Y en la misma semana en la que se ha sabido que Jeff Bezos, el CEO de Amazon, se ha convertido en el hombre más rico de la historia contemporánea, sus trabajadores en España han ido a la huelga. Mientras que el empresario posee una fortuna de 150.000 millones de dólares, sus trabajadores luchan por sus derechos y por unas condiciones de trabajo dignas. Amazon quiere reducir los días por asuntos propios y la compensación por las horas extra. Amazon ha congelado los salarios desde 2016 y se salta una cláusula que hace referencia a un aumento del mismo por antigüedad.

La desvergüenza y el chantaje no saben de fronteras empresariales. Ryanair, la empresa comandada por Michael O’Leary, ha afirmado esta semana que dejará de operar en España, lo que supone el 19 % del total de negocio de la aerolínea, si no puede llevar a cabo su modelo de negocio con las condiciones laborales irlandesas. Esta amenaza surge después de que los tripulantes de cabina hayan anunciado la celebración de una huelga para los días 25 y 26 de julio.

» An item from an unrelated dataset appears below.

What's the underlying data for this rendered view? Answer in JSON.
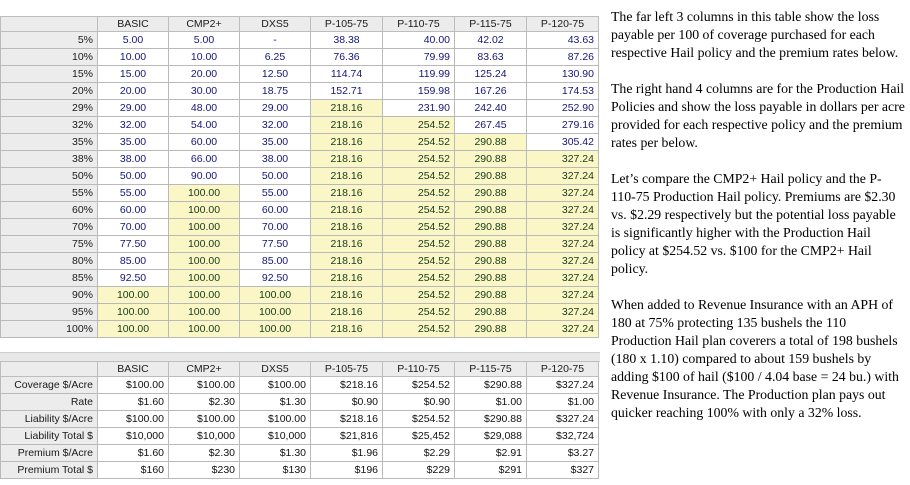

Según La compañía, la huelga podría afectar hasta a 200 vuelos diarios que opera en España (el 24 %), 50 de los que opera en Portugal (27 %), 50 en Bélgica (31 %) y 300 de los que opera en toda Europa (12 %).

Muchas de las prácticas laborales de Ryanair pueden ser consideradas ilegales en España, aunque las permitan las leyes de Dublín. Por ello, la contratación bajo las leyes de cada país es uno de los reclamos que motivó las huelgas de los tripulantes y los pilotos el año pasado. Un caso que permite la legislación irlandesa es el envío de otros trabajadores para suplir a los que acuden a una huelga. Ryanair lo puso en práctica en un paro convocado en Portugal. Las empresas que ganan millones de euros en nuestro país deben respetar la legislación y hacer partícipes de su crecimiento a sus trabajadores. Que no amenacen con irse, pues nadie se lo cree.